China's first woman astronaut successfully soars into space
China today fired its longest and heaviest rocket, successfully sending its first woman astronaut along with two male colleagues into space to conduct the maiden manned docking of its space lab being built to rival Russia's Mir International Space Station.
In a text-book launch, Shenzhou-9 (Divine Craft) space ship carrying the three astronauts blasted off from the Jiuquan Satellite Launch Center in Gansu province. About ten minutes later it reached its intended orbit bringing cheers all around.
This is the longest and heaviest rocket China used so far, state television which telecast the event live said. The launch also highlights China's long range missile capability.
Liu Yang, who as an airforce pilot handled many emergencies with calm and composure got the honour to become China's first woman astronaut and world's 57th space woman.
Hailing from Linzhou in Central China's Henan Province, Liu became an astronaut in 2010.
Before the blast off the astronauts were given a reception by Wu Bunggo, Chairman of China's state legislature, the People’s Congress.
China conducted first manned mission in 2003 followed it up in 2005 and 2008. Experts say the design of Shenzhou rockets resembles the Russian Soyuz spacecraft.
Jing Haipeng, 46, will be the commander of the flight and Liu will be the manual docking operator of it.
The three-member crew will carry out China's first manned space docking mission, an important step toward building a space station by 2020.
Wu Ping, spokesperson for the manned space programme, said the mission includes both a robotic docking and a manual docking between the spacecraft and the orbiting Tiangong-1.
Astronauts will get out of the spacecraft and enter the Tiangong-1 space lab module for the first time.
They will stay in Tiangong-1 for about 10 days before returning to earth, she said.
"With this mission, China is expected to fully test its space rendezvous and docking technologies - "the precondition for building a space station" -and check the space lab module's ability to accommodate astronauts," she said.
The space station being built to rival Mir was expected to be ready by 2020.

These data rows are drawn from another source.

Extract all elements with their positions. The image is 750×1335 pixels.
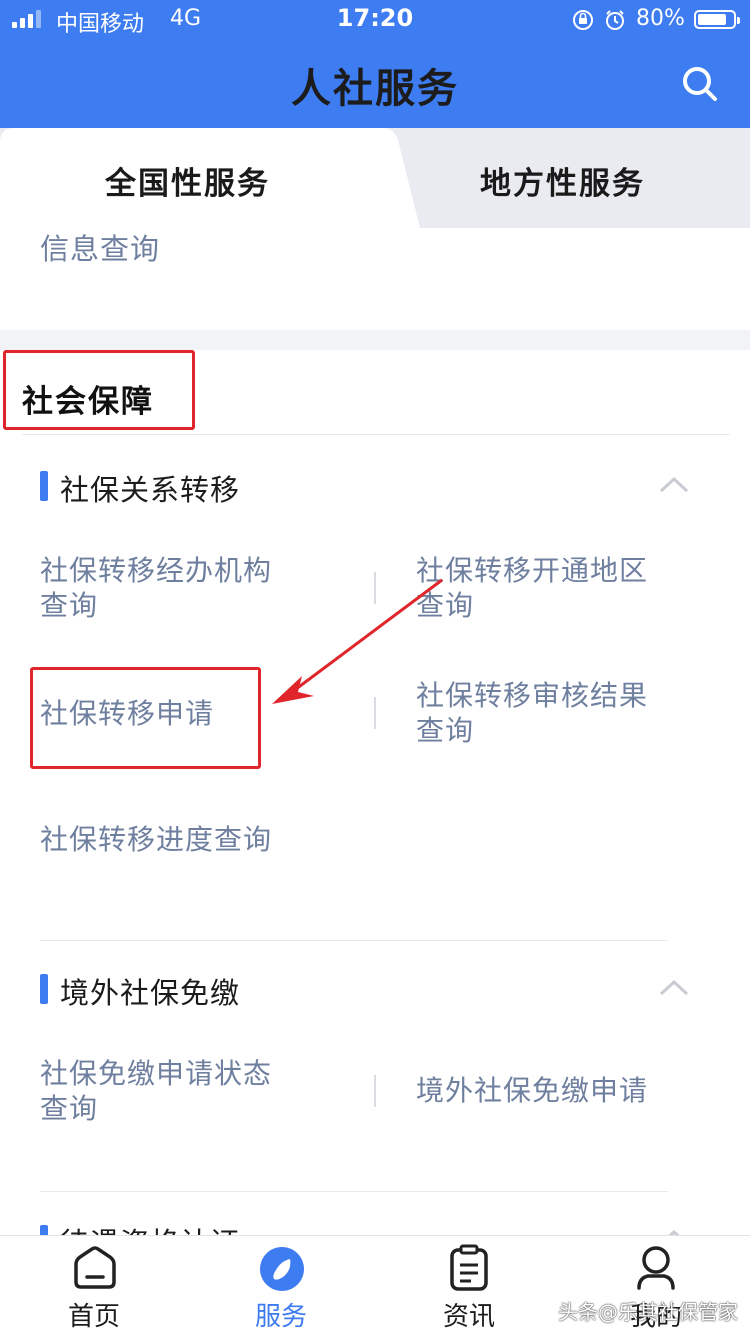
link-line: 社保转移进度查询 [40,823,273,856]
nav-service[interactable]: 服务 [221,1240,341,1332]
link-overseas-exempt-apply[interactable]: 境外社保免缴申请 [416,1073,716,1108]
column-separator [374,1075,376,1107]
profile-icon [637,1246,675,1290]
chevron-up-icon[interactable] [658,977,690,997]
chevron-up-icon[interactable] [658,1227,690,1235]
nav-news-label: 资讯 [442,1302,495,1332]
divider [40,1191,668,1192]
group-accent-bar [40,1225,48,1235]
nav-home[interactable]: 首页 [34,1240,154,1332]
group-3-clip: 待遇资格认证 [0,1200,750,1235]
link-line: 查询 [40,1092,99,1125]
group-title-overseas-exempt: 境外社保免缴 [60,976,241,1010]
nav-news[interactable]: 资讯 [409,1240,529,1332]
nav-service-label: 服务 [254,1302,307,1332]
link-line: 境外社保免缴申请 [416,1074,649,1107]
nav-home-label: 首页 [67,1302,120,1332]
link-exempt-status-query[interactable]: 社保免缴申请状态 查询 [40,1056,340,1126]
annotation-arrow [272,578,443,704]
group-accent-bar [40,974,48,1004]
watermark: 头条@乐其社保管家 [558,1300,738,1324]
news-icon [450,1244,488,1291]
link-line: 社保免缴申请状态 [40,1057,273,1090]
link-transfer-progress[interactable]: 社保转移进度查询 [40,822,360,857]
group-title-qualification: 待遇资格认证 [60,1220,240,1235]
home-icon [74,1246,116,1289]
service-compass-icon [260,1247,304,1291]
divider [40,940,668,941]
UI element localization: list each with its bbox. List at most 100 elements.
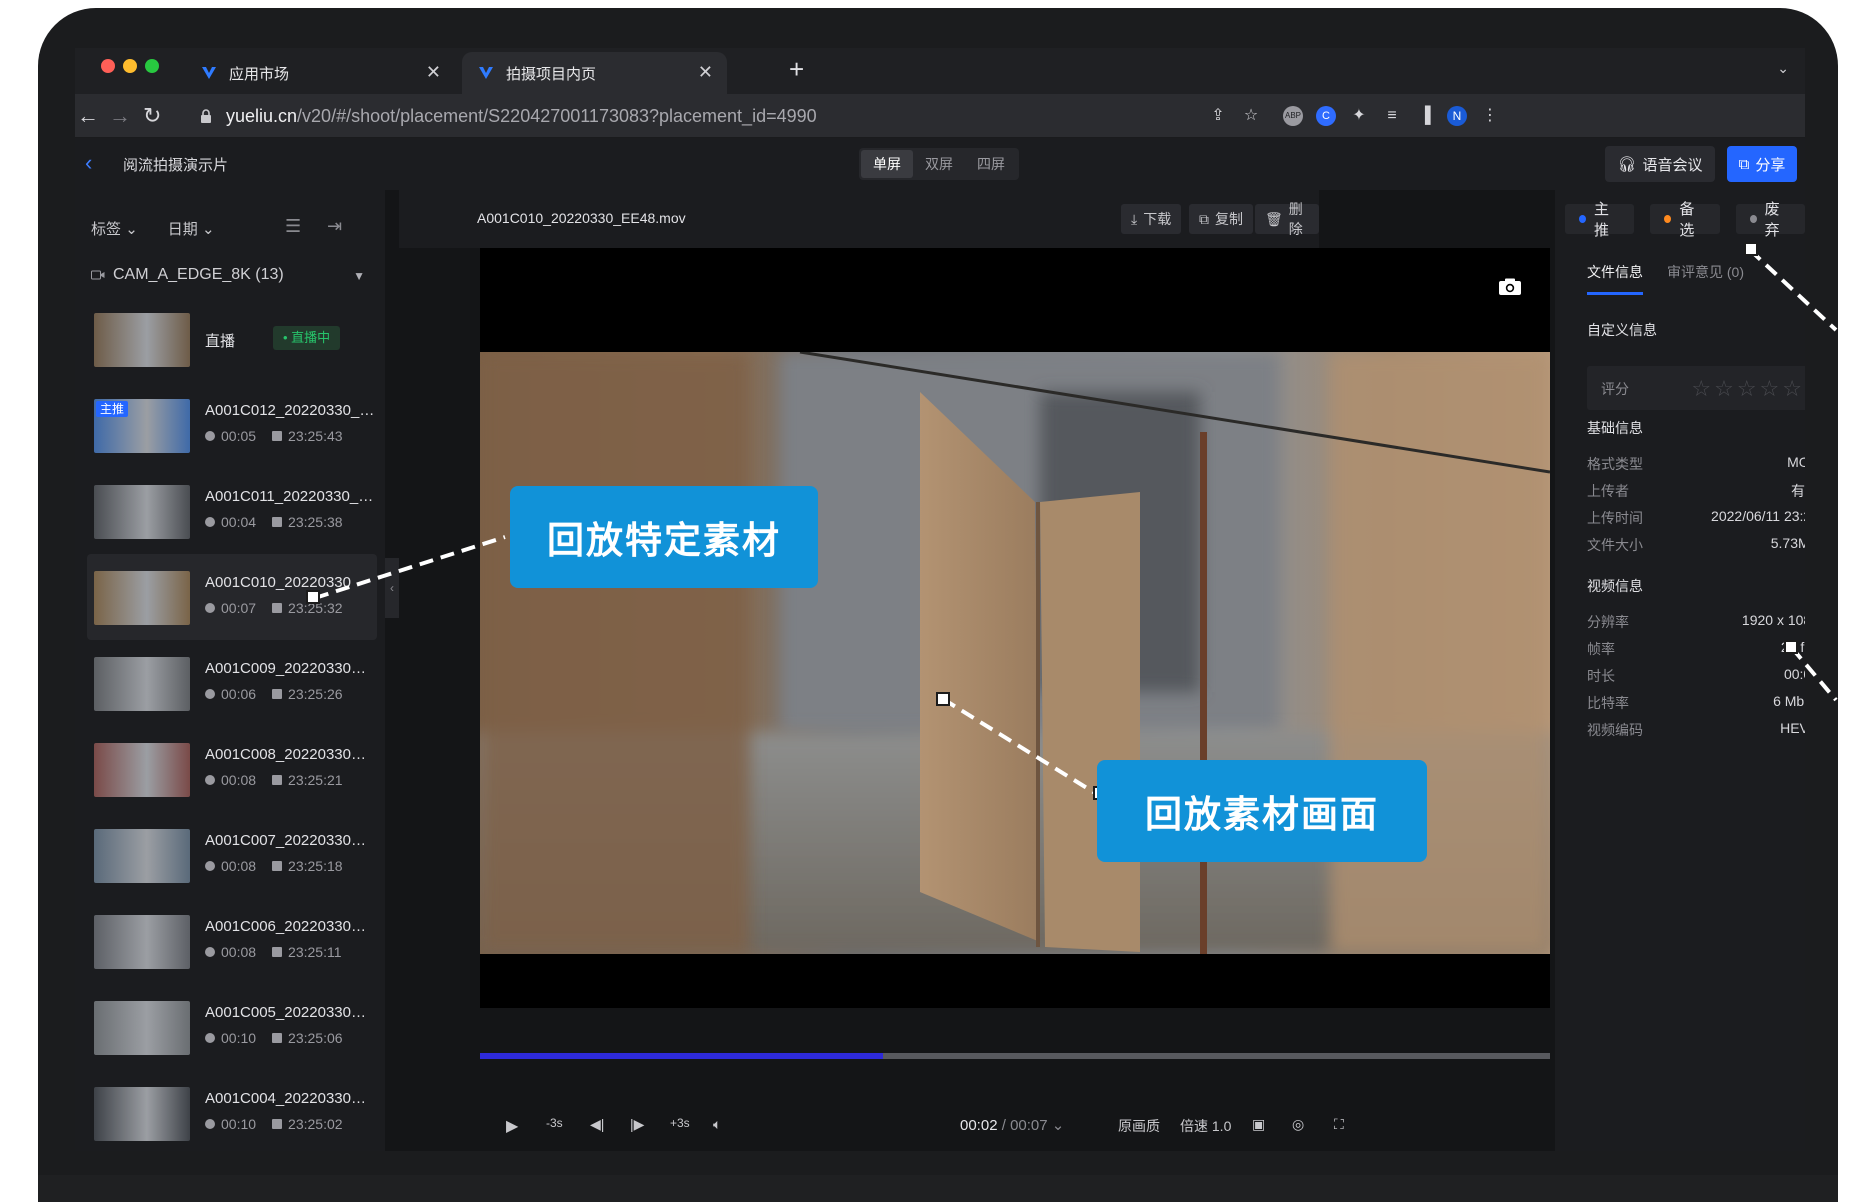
- url-field[interactable]: yueliu.cn/v20/#/shoot/placement/S2204270…: [200, 100, 817, 132]
- view-mode-dual[interactable]: 双屏: [913, 150, 965, 178]
- back-arrow-icon[interactable]: ←: [77, 103, 99, 129]
- info-key: 上传时间: [1587, 510, 1643, 526]
- clip-item[interactable]: A001C006_20220330… 00:08 23:25:11: [87, 898, 377, 984]
- minimize-window-button[interactable]: [123, 59, 137, 73]
- close-tab-icon[interactable]: ✕: [698, 62, 713, 83]
- settings-icon[interactable]: ◎: [1292, 1116, 1304, 1133]
- clip-item[interactable]: A001C008_20220330… 00:08 23:25:21: [87, 726, 377, 812]
- camera-group-header[interactable]: CAM_A_EDGE_8K (13) ▼: [91, 266, 375, 284]
- safe-frame-icon[interactable]: ▣: [1252, 1116, 1265, 1133]
- tag-filter-label: 标签: [91, 221, 122, 238]
- current-filename: A001C010_20220330_EE48.mov: [477, 210, 686, 226]
- tag-discard-button[interactable]: 废弃: [1735, 201, 1805, 239]
- video-frame[interactable]: [480, 352, 1550, 954]
- forward-3s-button[interactable]: +3s: [670, 1116, 690, 1130]
- info-row: 上传时间 2022/06/11 23:25: [1587, 508, 1805, 528]
- tab-project-page[interactable]: 拍摄项目内页 ✕: [462, 52, 727, 94]
- clip-item[interactable]: A001C009_20220330… 00:06 23:25:26: [87, 640, 377, 726]
- reading-list-icon[interactable]: ≡: [1382, 106, 1402, 126]
- chevron-left-icon[interactable]: ‹: [85, 150, 92, 176]
- clip-item[interactable]: A001C010_20220330 00:07 23:25:32: [87, 554, 377, 640]
- clip-thumbnail: [94, 743, 190, 797]
- clip-name: A001C004_20220330…: [205, 1090, 366, 1107]
- next-frame-icon[interactable]: |▶︎: [630, 1116, 644, 1133]
- clip-item[interactable]: 主推 A001C012_20220330_… 00:05 23:25:43: [87, 382, 377, 468]
- clip-thumbnail: [94, 1001, 190, 1055]
- quality-selector[interactable]: 原画质: [1118, 1116, 1160, 1136]
- calendar-icon: [272, 689, 283, 699]
- clip-item[interactable]: A001C004_20220330… 00:10 23:25:02: [87, 1070, 377, 1151]
- clip-list: 直播 • 直播中 主推 A001C012_20220330_… 00:05 23:25:4…: [87, 296, 377, 1151]
- tag-filter-dropdown[interactable]: 标签 ⌄: [91, 218, 138, 239]
- clip-duration: 00:08: [221, 772, 257, 788]
- delete-label: 删除: [1288, 201, 1303, 237]
- clip-name: A001C012_20220330_…: [205, 402, 375, 419]
- play-icon[interactable]: ▶: [506, 1116, 518, 1136]
- volume-icon[interactable]: 🔈︎: [713, 1116, 721, 1133]
- close-tab-icon[interactable]: ✕: [426, 62, 441, 83]
- annotation-node: [936, 692, 950, 706]
- triangle-down-icon[interactable]: ▼: [353, 269, 365, 283]
- download-button[interactable]: ⤓ 下载: [1121, 204, 1182, 234]
- puzzle-extensions-icon[interactable]: ✦: [1349, 106, 1369, 126]
- bookmark-star-icon[interactable]: ☆: [1241, 106, 1261, 126]
- recommend-badge: 主推: [96, 401, 129, 417]
- rating-stars[interactable]: ☆☆☆☆☆: [1691, 376, 1805, 402]
- clip-item[interactable]: A001C011_20220330_… 00:04 23:25:38: [87, 468, 377, 554]
- zoom-window-button[interactable]: [145, 59, 159, 73]
- voice-meeting-button[interactable]: 🎧︎ 语音会议: [1605, 146, 1715, 182]
- share-button[interactable]: ⧉ 分享: [1727, 146, 1797, 182]
- fullscreen-icon[interactable]: ⛶: [1334, 1116, 1344, 1133]
- delete-button[interactable]: 🗑︎ 删除: [1255, 201, 1319, 237]
- date-filter-dropdown[interactable]: 日期 ⌄: [168, 218, 215, 239]
- adblock-extension-icon[interactable]: ABP: [1283, 106, 1303, 126]
- collapse-panel-icon[interactable]: ⇥: [327, 216, 342, 237]
- calendar-icon: [272, 603, 283, 613]
- clip-item[interactable]: A001C007_20220330… 00:08 23:25:18: [87, 812, 377, 898]
- profile-avatar[interactable]: N: [1447, 106, 1467, 126]
- forward-arrow-icon[interactable]: →: [109, 103, 131, 129]
- clip-thumbnail: [94, 313, 190, 367]
- playback-progress[interactable]: [480, 1053, 1550, 1059]
- more-menu-icon[interactable]: ⋮: [1480, 106, 1500, 126]
- tab-reviews[interactable]: 审评意见 (0): [1667, 262, 1744, 295]
- callout-replay-clip-frame: 回放素材画面: [1097, 760, 1427, 862]
- chevron-down-icon[interactable]: ⌄: [1777, 60, 1789, 77]
- clip-meta: 00:08 23:25:21: [205, 772, 343, 788]
- info-row: 时长 00:07: [1587, 666, 1805, 686]
- info-value: 00:07: [1783, 666, 1805, 682]
- calendar-icon: [272, 861, 283, 871]
- screenshot-camera-icon[interactable]: [1498, 278, 1522, 296]
- sort-icon[interactable]: ☰: [285, 216, 301, 237]
- current-time: 00:02: [960, 1117, 998, 1134]
- copy-button[interactable]: ⧉ 复制: [1189, 204, 1253, 234]
- speed-selector[interactable]: 倍速 1.0: [1180, 1116, 1231, 1136]
- info-row: 文件大小 5.73MB: [1587, 535, 1805, 555]
- rewind-3s-button[interactable]: -3s: [546, 1116, 563, 1130]
- view-mode-quad[interactable]: 四屏: [965, 150, 1017, 178]
- reload-icon[interactable]: ↻: [143, 103, 161, 129]
- tab-file-info[interactable]: 文件信息: [1587, 262, 1643, 295]
- video-frame-image: [480, 352, 1550, 954]
- time-display[interactable]: 00:02 / 00:07 ⌄: [960, 1116, 1064, 1134]
- clip-item[interactable]: A001C005_20220330… 00:10 23:25:06: [87, 984, 377, 1070]
- close-window-button[interactable]: [101, 59, 115, 73]
- clock-icon: [205, 947, 215, 957]
- tag-alternate-button[interactable]: 备选: [1650, 201, 1720, 239]
- view-mode-single[interactable]: 单屏: [861, 150, 913, 178]
- date-filter-label: 日期: [167, 221, 198, 238]
- live-stream-item[interactable]: 直播 • 直播中: [87, 296, 377, 382]
- side-panel-icon[interactable]: ▐: [1415, 106, 1435, 126]
- share-page-icon[interactable]: ⇪: [1208, 106, 1228, 126]
- clip-name: A001C008_20220330…: [205, 746, 366, 763]
- video-player[interactable]: [480, 248, 1550, 1008]
- new-tab-icon[interactable]: +: [789, 54, 804, 85]
- live-dot-icon: •: [283, 330, 292, 345]
- tag-recommend-button[interactable]: 主推: [1565, 201, 1635, 239]
- sidebar-collapse-handle[interactable]: ‹: [385, 558, 399, 618]
- extension-c-icon[interactable]: C: [1316, 106, 1336, 126]
- tab-app-market[interactable]: 应用市场 ✕: [185, 52, 455, 94]
- prev-frame-icon[interactable]: ◀︎|: [590, 1116, 604, 1133]
- lock-icon: [201, 109, 211, 123]
- calendar-icon: [272, 1119, 283, 1129]
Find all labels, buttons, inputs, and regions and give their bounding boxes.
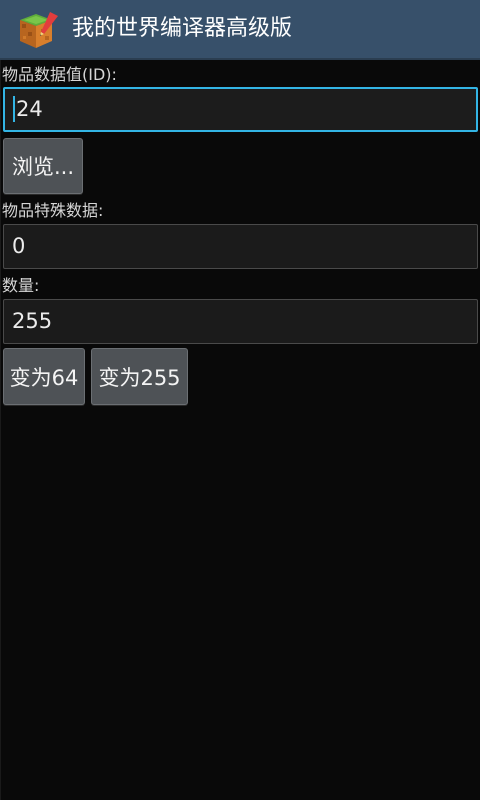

Participation of the first woman astronaut will help test the products and equipment that China develops for women in space, and evaluate its selection standards and training tactics for women astronauts, she said.
A woman astronaut was chosen as ladies have advantages of being thoughtful, meticulous and tolerant, which will help improve the crew's working efficiency.
"Also, it is the indispensable trend and the anticipation of the people," she said.
The first woman in space was former Soviet Union cosmonaut Valentina Tereshkova, who entered space and history in June 1963 after that Women from US, UK, France, Canada, Japan and South Korea have also been to space.
"Even though Tiangong-1 is very modest compared to the International Space Station (ISS), and even to the first Russian and US space stations, it is nonetheless a starting point for long-term Chinese expeditions in Earth orbit," space policy analyst Marcia Smith, founder and editor of spacepolicyonline.com, told news portal space.com.
This is an attempt by China to build its permanent space station besides its efforts to build its Global Positioning System (GPS).
Pang Zhihao, managing editor of Space International magazine published by the China Academy of Space Technology said that many breakthroughs are set to be made in Chinese space technology during the Shenzhou-9 mission.
"The mission will test the manual docking, of which the success ratio is very high because astronauts on board can make adjustments to ensure the docking is accurate and safe.
Furthermore, the 13-day mission in space will fully test the functions of Tiangong-1," Pang said.